Collection of the Funniest Requests Made On HubPages
I Had to Do It!
Well, this request was originally made by ProfoundPuns, and answered by the same. I decided to include a response of my own. I found a few that I thought were funny. Well, I thought so, anyway. Who knows...I hope you all think so, as well.
Can you taste a taste bud or does a taste bud taste what the taste bud taste?:
Is this kind of like "how much wood would a woodchuck chuck if a woodchuck could chuck wood"? It is definitely a tongue twister, pun definitely intended. But try saying all of that five times fast. It's difficult. I would think that the taste buds just taste whatever is actually on your tongue. I have no idea what a taste bud tastes like, so I have no comparison. Stick your tongue in someone else's mouth, if you are really that curious.
Emote fear in 25 or more sentences.:
I'm scared. I'm scared. I'm scared. I'm scared. I'm scared.
I'm scared. I'm scared. I'm scared. I'm scared. I'm scared.
I'm scared. I'm scared. I'm scared. I'm scared. I'm scared.
I'm scared. I'm scared. I'm scared. I'm scared. I'm scared.
I'm scared. I'm scared. I'm scared. I'm scared. I'm scared.
There you go. I emoted fear in exactly 25 sentences. I hope that helps.
Different methods for solving the Rubik's cube (Tips/Advice).:
I have a fool-proof method for solving the Rubik's Cube. It's quite easy, actually. First I take it, move the sections around a bit, until I get really frustrated. Then, and this is the key to the whole thing, I carefully peel all the stickers off, and put them in the right places. It is very simple, and has never failed me yet. Warning: this can only be done a couple of times. After that, the Rubik's Cube tends to not handle the process well. This is an indication that a new cube is needed.
10 Ways to Occupy Entertain Yourself in Prison.:
Ryan, thank you for this one!! I think I am going to answer this request. I am surprised that with all the humorous writing on HubPages, no one has answered this request! I really have nothing funny to say about it right now, I just thought the request could elicit some amusing responses. Oh the possibilities!!! So many thoughts running through my head. Maybe Martha Stewart could give me some pointers.
Internet Alter Egos, Healthy or Just a Way to Hide?:
What??!!! People aren't who they say they are?? I can't believe it! I am just shocked! Who says they are hiding? Maybe they are all a part of the witness protection program. Maybe they have good reason to hide. I think avoiding having a stalker show up at your house, or that Mob boss finding out where you are is very healthy. It is far less healthy if you are dead. I, on the other hand, am exactly who I say I am...as far as you know.

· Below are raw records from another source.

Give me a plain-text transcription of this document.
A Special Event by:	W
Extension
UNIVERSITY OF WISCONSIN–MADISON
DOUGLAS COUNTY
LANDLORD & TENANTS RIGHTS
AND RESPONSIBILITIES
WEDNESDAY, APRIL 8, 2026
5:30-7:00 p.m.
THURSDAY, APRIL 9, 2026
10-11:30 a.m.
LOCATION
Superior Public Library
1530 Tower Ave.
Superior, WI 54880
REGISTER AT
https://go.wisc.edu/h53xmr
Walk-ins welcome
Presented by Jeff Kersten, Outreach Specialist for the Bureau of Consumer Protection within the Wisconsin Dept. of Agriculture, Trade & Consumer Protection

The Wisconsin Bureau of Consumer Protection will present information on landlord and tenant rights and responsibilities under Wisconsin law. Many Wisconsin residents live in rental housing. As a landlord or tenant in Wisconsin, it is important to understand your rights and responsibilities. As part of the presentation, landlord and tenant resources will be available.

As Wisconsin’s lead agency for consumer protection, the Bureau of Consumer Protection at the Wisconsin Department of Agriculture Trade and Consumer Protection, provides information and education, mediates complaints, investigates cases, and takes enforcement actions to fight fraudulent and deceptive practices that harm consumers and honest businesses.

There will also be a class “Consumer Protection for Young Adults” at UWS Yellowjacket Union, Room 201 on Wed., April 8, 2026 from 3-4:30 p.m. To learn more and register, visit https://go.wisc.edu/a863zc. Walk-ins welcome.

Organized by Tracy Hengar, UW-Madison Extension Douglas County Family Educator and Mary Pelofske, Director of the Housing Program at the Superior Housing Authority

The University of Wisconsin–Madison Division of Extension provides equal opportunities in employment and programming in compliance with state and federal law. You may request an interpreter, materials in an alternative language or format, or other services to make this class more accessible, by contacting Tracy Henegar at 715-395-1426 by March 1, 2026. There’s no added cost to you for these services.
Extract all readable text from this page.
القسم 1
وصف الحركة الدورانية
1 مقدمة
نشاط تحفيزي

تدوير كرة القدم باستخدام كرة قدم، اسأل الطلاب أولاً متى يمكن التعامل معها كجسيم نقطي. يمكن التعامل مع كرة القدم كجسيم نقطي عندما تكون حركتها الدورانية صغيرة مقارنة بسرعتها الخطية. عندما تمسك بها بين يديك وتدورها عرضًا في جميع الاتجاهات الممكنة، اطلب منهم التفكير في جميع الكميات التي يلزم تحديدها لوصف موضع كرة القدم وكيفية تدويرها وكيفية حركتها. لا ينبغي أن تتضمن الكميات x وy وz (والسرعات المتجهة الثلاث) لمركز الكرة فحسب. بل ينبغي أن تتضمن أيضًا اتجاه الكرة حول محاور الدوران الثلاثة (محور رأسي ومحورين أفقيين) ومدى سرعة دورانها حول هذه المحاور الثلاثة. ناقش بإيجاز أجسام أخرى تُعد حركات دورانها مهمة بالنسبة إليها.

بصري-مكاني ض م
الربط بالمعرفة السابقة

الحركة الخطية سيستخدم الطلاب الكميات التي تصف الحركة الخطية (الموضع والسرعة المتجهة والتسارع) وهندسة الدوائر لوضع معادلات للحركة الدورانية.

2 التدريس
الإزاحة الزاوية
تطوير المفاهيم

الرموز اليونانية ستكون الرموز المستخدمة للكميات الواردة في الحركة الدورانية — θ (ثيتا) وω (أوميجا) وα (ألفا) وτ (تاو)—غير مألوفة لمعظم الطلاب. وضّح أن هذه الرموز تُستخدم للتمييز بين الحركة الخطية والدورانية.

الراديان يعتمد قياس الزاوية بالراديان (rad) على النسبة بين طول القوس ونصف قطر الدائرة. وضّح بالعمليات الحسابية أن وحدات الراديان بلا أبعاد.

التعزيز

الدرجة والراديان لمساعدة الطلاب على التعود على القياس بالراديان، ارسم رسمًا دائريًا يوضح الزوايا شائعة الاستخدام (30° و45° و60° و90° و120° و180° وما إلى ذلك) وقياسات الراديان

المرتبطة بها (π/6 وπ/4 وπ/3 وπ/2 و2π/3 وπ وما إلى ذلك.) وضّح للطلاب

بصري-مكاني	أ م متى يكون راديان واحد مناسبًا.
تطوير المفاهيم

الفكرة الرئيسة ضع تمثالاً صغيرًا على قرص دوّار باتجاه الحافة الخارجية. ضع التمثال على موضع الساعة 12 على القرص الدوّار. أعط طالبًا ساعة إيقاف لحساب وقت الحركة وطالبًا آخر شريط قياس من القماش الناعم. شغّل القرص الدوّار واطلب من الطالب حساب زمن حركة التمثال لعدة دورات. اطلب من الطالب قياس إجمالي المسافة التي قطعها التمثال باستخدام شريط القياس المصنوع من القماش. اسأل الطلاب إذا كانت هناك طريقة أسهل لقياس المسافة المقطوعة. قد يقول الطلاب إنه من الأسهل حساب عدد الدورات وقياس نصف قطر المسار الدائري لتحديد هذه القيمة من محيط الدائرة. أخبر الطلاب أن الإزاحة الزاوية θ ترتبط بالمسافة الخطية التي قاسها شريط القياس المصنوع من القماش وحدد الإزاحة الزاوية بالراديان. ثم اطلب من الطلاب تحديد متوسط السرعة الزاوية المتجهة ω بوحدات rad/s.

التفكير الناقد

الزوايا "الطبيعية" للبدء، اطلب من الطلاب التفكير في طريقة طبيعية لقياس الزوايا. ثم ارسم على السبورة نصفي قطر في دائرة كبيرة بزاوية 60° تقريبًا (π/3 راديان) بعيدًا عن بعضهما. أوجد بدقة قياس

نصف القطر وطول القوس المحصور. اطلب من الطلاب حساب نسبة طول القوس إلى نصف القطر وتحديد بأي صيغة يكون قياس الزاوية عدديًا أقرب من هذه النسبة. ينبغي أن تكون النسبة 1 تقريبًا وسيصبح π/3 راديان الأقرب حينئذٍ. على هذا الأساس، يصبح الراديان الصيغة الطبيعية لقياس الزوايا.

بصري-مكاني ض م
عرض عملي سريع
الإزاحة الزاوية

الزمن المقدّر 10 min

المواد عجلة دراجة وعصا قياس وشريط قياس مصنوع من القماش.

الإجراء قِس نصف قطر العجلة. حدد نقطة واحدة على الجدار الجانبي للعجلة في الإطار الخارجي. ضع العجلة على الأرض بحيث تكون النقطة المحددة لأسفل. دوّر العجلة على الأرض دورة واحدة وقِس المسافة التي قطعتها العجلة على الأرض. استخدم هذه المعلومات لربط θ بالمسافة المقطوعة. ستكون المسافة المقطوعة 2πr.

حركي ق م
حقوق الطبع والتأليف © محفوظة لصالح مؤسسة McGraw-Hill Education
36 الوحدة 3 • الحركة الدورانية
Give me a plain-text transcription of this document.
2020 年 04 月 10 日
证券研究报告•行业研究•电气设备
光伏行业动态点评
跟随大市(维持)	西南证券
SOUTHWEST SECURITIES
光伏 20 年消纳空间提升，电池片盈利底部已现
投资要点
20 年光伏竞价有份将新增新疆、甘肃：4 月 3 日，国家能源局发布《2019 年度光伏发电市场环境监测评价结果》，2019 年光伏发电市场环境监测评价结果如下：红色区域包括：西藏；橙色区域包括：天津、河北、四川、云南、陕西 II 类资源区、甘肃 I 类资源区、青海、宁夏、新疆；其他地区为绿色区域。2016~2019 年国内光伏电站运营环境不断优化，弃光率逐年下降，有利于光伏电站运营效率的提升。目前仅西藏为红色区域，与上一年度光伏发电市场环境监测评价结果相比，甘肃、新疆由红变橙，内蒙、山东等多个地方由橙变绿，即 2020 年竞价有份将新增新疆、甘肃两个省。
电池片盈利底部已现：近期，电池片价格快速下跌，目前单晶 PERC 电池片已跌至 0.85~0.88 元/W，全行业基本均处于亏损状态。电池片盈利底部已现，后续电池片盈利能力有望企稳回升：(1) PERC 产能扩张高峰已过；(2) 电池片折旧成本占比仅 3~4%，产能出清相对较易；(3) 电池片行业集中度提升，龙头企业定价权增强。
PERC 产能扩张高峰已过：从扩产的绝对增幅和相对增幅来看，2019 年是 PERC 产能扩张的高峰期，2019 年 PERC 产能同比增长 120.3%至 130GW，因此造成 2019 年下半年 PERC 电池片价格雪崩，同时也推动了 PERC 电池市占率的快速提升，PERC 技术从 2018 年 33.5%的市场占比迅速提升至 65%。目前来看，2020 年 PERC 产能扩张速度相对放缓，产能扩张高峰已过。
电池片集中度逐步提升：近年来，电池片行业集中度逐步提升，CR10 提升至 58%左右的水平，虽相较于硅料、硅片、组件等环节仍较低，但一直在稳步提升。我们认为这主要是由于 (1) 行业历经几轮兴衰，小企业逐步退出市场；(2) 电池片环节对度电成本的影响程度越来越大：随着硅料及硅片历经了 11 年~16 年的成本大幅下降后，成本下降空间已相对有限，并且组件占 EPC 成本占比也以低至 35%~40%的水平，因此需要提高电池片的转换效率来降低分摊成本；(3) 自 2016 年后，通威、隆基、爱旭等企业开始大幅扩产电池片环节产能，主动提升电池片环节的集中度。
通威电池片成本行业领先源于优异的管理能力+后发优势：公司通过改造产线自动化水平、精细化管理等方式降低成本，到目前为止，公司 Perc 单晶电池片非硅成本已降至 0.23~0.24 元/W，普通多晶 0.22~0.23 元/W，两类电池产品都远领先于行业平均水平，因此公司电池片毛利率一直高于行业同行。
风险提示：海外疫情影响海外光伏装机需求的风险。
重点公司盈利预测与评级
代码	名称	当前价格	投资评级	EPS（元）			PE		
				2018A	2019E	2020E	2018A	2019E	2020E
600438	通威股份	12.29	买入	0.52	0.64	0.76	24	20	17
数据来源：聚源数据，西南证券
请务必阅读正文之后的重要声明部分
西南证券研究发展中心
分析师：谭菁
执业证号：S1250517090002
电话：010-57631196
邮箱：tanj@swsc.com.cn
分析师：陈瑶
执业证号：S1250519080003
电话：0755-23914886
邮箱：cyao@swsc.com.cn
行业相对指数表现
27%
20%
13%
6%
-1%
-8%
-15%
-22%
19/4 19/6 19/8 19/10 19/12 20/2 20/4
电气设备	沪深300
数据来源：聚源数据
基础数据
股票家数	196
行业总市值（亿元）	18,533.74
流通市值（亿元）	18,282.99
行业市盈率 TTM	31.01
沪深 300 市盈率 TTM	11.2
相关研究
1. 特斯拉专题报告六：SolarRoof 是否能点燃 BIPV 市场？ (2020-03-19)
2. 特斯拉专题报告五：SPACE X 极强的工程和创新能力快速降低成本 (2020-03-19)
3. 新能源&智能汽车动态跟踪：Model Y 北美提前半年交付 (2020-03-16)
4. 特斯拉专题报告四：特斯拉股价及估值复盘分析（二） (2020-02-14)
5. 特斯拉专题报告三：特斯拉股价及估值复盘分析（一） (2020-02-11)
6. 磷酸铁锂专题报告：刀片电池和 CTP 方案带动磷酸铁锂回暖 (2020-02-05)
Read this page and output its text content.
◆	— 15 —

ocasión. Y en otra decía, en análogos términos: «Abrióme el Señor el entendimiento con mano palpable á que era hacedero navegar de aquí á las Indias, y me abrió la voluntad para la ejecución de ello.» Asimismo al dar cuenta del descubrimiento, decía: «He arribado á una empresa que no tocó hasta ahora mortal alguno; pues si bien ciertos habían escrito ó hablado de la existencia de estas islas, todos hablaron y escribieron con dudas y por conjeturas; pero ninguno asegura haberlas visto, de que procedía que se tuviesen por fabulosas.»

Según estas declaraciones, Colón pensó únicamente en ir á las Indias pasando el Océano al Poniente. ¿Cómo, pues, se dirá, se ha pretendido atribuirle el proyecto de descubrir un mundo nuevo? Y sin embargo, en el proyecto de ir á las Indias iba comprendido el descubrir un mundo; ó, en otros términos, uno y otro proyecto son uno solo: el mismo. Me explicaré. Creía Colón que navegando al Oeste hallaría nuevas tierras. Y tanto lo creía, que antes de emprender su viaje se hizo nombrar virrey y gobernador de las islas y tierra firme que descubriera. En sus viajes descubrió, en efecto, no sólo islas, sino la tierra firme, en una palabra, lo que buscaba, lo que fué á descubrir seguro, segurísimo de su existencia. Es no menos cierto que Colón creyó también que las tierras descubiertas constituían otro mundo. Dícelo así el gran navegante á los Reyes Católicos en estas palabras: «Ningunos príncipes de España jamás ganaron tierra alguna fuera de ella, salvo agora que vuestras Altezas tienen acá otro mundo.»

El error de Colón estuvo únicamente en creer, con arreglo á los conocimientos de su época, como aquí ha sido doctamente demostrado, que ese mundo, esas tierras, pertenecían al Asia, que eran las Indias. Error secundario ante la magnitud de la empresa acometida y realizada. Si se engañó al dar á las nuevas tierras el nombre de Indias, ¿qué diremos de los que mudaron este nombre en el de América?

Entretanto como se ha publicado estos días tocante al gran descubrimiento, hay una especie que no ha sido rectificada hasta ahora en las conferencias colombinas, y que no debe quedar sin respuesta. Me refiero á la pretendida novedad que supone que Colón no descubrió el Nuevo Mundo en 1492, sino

Who Are the Red Sox and Who Should We Care About Them?:
Typing error aside (I assume the requester meant Why instead of Who), that is a great question. No one should care about the Red Sox. They don't care about you. Trust me, I know. I asked them. Just watch the movie "Fever Pitch". They flat out tell you that the Red Sox don't love you back, so why should you bother? I prefer to care about the White Sox. I know they care about me.
Fever Pitch Trailer
How Should One Deal With Trolls?:
My best advice on this one is to build a bridge. If you build a bridge, the troll will eventually move under the bridge and live there, and will cease to bother you. Just make sure you put the bridge in an area where you will not need to cross it. This may lead to difficult dealings with the troll. Trolls tend to be cranky, so avoid noisy activity early in the morning. They need their sleep. If you do ever find the need to cross the bridge where your troll resides, make sure to be prepared for senseless riddles. Buy a book of riddles to prepare yourself.